All experiments share the same spinup, which is consistent with ref. 25: After a 5000-year stand-alone LPJmL spin-up, a second fully coupled spin-up under pre-industrial conditions without land use was performed for 1500 model years (Fig. 1 and S13). In this way, we ensured that the model starts from a consistent equilibrium between the long-term soil carbon pool, vegetation, ocean, and climate. After this spin-up period, the whole biome of the Amazon forest was replaced by natural grassland, i.e., all trees were cut and no tree establishment was allowed, while the atmospheric CO2 concentration was kept at different constant values. To get the model close to a new equilibrium after this strong disturbance, pure grassland was simulated for 250 years (grassland phase). In the following simulation phase of another 250 years, trees were allowed to regrow (recovery phase). Both, the grassland- and recovery phases, were conducted for four different atmospheric CO2 levels, which remained constant over time: 284 (pre-industrial), 450, 750, and 1200 ppm, and each with and without enabled fire disturbance. Furthermore, we conducted the respective control experiments, where potential natural vegetation without the deforestation of the Amazon forest was simulated, also with and without fire, each set under different CO2 concentrations. The control experiments started from the same spinup and were simulated for 250 years, to reach an equilibrium between fire, vegetation, and climate.

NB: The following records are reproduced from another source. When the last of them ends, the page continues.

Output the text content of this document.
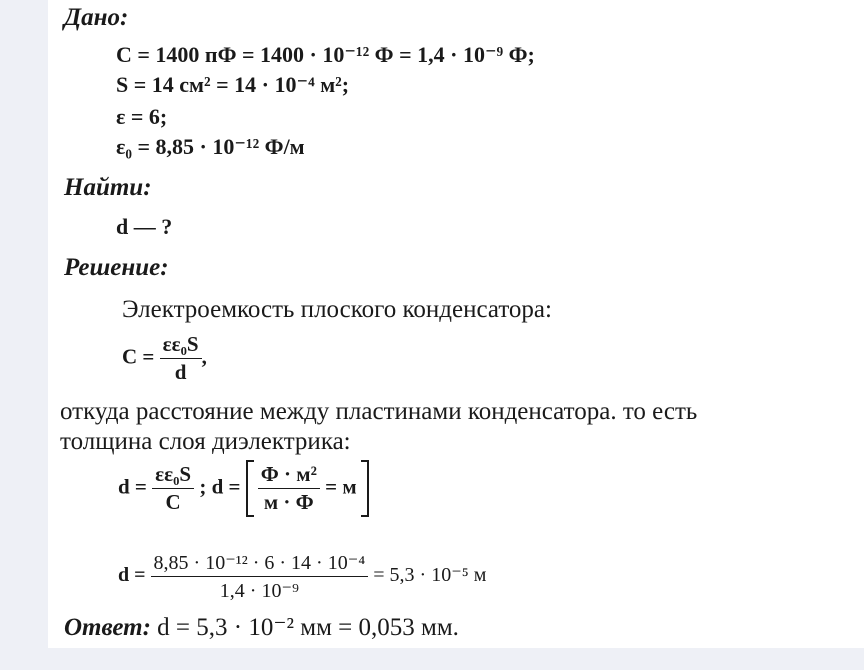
Дано:
C = 1400 пФ = 1400 · 10⁻¹² Ф = 1,4 · 10⁻⁹ Ф;
S = 14 см² = 14 · 10⁻⁴ м²;
ε = 6;
ε₀ = 8,85 · 10⁻¹² Ф/м
Найти:
d — ?
Решение:
Электроемкость плоского конденсатора:
$C = \frac{\text{εε₀S}}{d}$ ,
откуда расстояние между пластинами конденсатора. то есть
толщина слоя диэлектрика:
$d = \frac{\text{εε₀S}}{C}$ ; $d = \frac{\text{Ф · м²}}{м \cdot Ф} = м$
$d = \frac{\text{8,85 · 10⁻¹² · 6 · 14 · 10⁻⁴}}{\text{1,4 · 10⁻⁹}} = 5,3 \cdot 10^{-5}$ м
Ответ: d = 5,3 · 10⁻² мм = 0,053 мм.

Forcing of ignition sources

To account for the fact, that population density in the deforested Amazon would increase, we assigned each cell in the Amazon basin the population density and the inclination of humans to set a fire27 of a randomly chosen cell in the Cerrado region (Fig. 7). On the other hand, we substituted the number of lightning strikes by forcing the Amazon basin with average lightning data from the relatively low convection area of the Caatinga in northeast Brazil. In the different experiments in this study, all setups with activated fire disturbance have the same forcing of human and natural ignition sources. By this, we make sure that the results of the scenario run and the control runs are comparable.